I have been working on the following problems for hours and can't figure out where to begin. Any advice would be greatly appreciated.

-uno

1. An arrow is launched vertically upward from a crossbow at 97.9 m/s. Ignoring air friction, what is its instantaneous speed at the end of 10.0 s of flight?

(I figured out the instantaneous speed at -.2 m/s) A second part of the question asked for magnitude of instantaneous acceleration.

2. A raw egg is thrown horizontally straight out of the open window of a fraternity house. If its initial speed is 18 m/s and it hits ground 2.1 s later, at what height was it launched? At such low speeds air friction is negligible. [Hint: Even though it's been thrown horizontally, the egg falls vertically for 2.1 s exactly as if it were simply dropped.]

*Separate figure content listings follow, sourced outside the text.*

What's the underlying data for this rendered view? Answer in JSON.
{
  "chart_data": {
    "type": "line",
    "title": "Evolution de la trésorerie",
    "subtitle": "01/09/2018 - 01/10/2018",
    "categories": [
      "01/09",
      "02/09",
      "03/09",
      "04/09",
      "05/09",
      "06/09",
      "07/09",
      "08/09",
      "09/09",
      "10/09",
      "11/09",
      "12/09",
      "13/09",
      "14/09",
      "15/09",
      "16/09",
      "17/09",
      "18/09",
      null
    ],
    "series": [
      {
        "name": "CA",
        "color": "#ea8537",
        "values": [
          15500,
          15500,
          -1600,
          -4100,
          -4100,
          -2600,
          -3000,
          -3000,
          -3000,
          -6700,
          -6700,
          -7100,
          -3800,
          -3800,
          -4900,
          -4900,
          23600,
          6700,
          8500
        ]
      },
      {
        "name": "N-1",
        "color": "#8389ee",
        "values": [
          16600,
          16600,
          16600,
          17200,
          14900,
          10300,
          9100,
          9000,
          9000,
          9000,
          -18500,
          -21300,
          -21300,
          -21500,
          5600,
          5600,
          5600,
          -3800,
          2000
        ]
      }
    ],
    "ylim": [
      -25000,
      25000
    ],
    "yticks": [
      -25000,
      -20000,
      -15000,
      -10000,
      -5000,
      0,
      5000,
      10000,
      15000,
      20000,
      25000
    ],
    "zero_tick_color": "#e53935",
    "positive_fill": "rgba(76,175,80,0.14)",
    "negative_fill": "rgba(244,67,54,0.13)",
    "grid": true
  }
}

3. While rolling marbles on a horizontal window sill a youngster accidentally shoots one at 2.6 m/s out the open window. He sees it land in a flower pot on a neighbor's firescape 2.8 s later. How far beneath the sill is the pot?

4. Suppose you point a rifle horizontally directly at the center of a paper target 97 m away from you. If the muzzle speed of the bullet is 1020 m/s, where will it strike the target? Assume aerodynamic effects are negligible.

Thanks.

2. Oct 4, 2008

### Redbelly98

Staff Emeritus
uno, welcome to PF.

The kinematic equations for constant acceleration will help you here. Refer to those, and please include them in your posts ... as well as showing your attempt at solving the problem.

#1 is correct.

3. Oct 4, 2008

### uno

Hello,

For #1, the formula for constant acceleration is Vf-Vi/t. I know that Vi = 97.9, how do I find Vf? Thanks.

4. Oct 4, 2008

### Redbelly98

Staff Emeritus
You know what the acceleration and t are, so just solve for Vf.

But you already said Vf is -0.2 m/s in your first post.

5. Oct 4, 2008

### uno

Kinematics: Acceleration

I am having trouble with the following problem:

Suppose you point a rifle horizontally directly at the center of a paper target 97 m away from you. If the muzzle speed of the bullet is 1020 m/s, where will it strike the target? Assume aerodynamic effects are negligible.

I used the formula Tt = Square root of 2(distance)/9.81) to get a time of 4.45 seconds.

I am having some difficulty deciding what I am solving for Sx or Sy.

Any help would be appreciated.